My arm has not wearied from hacking away at the weedy growth of bad advice on grammar, whether it is the superstition about split infinitives, the nonsense about not splitting verb forms (Do you hear me, Associated Press Stylebook? It’s. Not. Over), or misguided attempts to avoid passive constructions.
What has become depressingly clear is that bad advice has been coming from people who are unable to identify what a split infinitive is or even what the passive voice in English is. And before you start rending your garments and covering your head with ashes because of the deplorable ignorance of the young, I have to tell you that this level of ignorance obtains among senior newspaper columnists, teachers of composition, graduate teaching assistants, and others whose certainty of opinions can be matched only by the shakiness of their information.
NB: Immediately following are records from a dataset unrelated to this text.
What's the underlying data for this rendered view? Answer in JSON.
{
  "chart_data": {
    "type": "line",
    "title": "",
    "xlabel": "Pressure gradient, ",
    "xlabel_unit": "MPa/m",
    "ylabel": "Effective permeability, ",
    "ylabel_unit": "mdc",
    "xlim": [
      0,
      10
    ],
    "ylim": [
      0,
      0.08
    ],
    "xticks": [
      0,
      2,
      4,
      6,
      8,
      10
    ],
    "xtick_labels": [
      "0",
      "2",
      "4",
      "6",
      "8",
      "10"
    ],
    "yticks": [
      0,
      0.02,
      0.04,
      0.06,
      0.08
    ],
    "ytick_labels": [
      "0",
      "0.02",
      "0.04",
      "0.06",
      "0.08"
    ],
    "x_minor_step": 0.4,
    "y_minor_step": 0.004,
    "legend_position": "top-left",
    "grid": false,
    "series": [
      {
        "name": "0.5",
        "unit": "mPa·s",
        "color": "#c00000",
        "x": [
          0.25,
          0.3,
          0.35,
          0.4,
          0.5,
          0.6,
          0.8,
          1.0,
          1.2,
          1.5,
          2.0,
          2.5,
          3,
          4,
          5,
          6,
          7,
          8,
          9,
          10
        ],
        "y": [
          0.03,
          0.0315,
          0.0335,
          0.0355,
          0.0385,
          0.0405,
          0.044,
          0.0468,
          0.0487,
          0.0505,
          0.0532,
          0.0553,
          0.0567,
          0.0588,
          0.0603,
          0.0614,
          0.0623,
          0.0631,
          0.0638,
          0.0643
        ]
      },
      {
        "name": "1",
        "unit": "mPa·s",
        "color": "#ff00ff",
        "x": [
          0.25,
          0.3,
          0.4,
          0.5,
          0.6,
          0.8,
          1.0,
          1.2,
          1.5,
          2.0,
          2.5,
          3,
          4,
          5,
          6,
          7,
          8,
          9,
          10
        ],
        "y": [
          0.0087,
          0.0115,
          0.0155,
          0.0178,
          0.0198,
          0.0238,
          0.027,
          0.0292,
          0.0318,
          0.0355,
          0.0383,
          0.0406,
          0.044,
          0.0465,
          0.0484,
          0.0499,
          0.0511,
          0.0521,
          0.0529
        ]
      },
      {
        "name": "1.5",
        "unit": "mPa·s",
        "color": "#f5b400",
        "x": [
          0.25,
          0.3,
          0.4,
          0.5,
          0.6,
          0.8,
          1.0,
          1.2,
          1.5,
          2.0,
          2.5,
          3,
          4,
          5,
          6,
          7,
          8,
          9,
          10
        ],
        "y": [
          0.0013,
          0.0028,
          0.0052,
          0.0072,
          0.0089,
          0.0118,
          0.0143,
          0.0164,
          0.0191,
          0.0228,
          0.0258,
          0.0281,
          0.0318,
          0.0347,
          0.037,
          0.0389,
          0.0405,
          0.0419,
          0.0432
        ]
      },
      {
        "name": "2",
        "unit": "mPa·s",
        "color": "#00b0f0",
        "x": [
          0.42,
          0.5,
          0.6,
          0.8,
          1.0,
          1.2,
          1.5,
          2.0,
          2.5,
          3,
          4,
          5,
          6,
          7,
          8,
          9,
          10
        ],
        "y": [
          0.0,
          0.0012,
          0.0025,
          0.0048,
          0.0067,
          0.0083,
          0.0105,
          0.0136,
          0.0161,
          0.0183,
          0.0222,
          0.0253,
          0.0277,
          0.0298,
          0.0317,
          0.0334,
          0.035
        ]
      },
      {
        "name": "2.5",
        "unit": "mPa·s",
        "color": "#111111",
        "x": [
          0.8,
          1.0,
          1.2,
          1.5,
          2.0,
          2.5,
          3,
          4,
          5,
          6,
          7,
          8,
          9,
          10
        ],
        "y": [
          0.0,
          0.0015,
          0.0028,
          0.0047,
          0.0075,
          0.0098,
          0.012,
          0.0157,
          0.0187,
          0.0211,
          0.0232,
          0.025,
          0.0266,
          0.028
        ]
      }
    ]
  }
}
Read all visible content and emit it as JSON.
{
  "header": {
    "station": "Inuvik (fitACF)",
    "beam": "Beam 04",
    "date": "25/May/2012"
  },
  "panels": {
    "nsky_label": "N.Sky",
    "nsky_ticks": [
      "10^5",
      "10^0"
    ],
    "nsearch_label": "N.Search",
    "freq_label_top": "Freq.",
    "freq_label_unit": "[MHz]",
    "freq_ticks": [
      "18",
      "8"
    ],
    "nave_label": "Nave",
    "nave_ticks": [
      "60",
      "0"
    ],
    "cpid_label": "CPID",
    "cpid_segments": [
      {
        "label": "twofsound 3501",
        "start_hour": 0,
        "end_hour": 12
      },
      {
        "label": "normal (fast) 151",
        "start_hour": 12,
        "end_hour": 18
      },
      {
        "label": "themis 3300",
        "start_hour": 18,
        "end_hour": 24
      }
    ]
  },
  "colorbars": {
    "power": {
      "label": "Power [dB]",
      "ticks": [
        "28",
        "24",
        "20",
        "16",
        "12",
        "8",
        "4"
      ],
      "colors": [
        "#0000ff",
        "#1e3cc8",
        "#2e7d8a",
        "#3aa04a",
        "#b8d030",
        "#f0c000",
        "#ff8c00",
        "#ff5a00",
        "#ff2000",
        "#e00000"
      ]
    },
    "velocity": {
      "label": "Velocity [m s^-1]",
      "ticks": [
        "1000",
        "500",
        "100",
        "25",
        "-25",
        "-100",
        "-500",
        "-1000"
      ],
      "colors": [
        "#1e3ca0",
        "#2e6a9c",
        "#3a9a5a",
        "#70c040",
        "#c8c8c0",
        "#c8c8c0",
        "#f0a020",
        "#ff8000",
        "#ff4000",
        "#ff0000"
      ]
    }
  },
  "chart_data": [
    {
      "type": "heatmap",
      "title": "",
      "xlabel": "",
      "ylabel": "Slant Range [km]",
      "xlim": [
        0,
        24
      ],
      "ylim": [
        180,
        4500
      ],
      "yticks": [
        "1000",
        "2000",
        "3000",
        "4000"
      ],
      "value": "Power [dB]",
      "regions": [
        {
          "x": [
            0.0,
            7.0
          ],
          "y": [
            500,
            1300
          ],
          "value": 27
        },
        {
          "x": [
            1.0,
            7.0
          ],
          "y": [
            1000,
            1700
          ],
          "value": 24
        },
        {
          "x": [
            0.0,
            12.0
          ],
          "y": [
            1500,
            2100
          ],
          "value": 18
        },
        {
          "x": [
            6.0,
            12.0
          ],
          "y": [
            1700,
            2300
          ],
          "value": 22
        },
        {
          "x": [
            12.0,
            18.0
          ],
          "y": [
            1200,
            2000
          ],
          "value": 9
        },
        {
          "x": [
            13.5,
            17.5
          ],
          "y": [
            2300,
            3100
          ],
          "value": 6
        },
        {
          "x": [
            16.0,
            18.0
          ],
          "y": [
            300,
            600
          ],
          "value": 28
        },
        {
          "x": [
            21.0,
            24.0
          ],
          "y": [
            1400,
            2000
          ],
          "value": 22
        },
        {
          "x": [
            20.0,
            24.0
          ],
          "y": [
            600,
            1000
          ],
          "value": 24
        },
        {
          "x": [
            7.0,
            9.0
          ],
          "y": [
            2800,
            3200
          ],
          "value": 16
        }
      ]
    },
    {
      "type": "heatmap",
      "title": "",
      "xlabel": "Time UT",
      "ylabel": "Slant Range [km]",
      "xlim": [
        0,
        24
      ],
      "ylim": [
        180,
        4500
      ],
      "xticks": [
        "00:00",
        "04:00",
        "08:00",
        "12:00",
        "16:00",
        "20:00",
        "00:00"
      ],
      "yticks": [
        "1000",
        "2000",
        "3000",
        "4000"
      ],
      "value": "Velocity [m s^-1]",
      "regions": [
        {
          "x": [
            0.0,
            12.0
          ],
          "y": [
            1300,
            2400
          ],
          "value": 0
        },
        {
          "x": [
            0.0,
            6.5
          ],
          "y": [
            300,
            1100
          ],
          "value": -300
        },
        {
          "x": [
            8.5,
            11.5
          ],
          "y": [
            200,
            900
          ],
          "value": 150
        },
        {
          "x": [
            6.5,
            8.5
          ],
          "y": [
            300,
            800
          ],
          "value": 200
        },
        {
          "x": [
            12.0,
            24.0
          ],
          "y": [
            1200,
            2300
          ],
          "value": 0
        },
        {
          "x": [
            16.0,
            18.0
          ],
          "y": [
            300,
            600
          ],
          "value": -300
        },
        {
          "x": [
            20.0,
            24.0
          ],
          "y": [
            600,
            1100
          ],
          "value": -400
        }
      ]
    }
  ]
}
If you are of the stamp-out-the-passive-voice camp, pull your hand back before you strike all the forms of to be in a sentence. Some of them are merely copulatives (Easy there, big fella, that doesn’t mean what you think it does) linking a subject with a predicate complement. A sentence beginning There is may not be exciting, but it is not a passive construction. And it is possible to have a passive construction that lacks any form of to be.
The tireless Arnold Zwicky has put together a succinct summary of issues involving the passive voices and the mistakes people make about it, accompanied by links to postings at Language Log. If you have any serious intention about being informed before you start marking up those student papers or criticizing your subordinates’ memos, you owe it to yourself to have a look.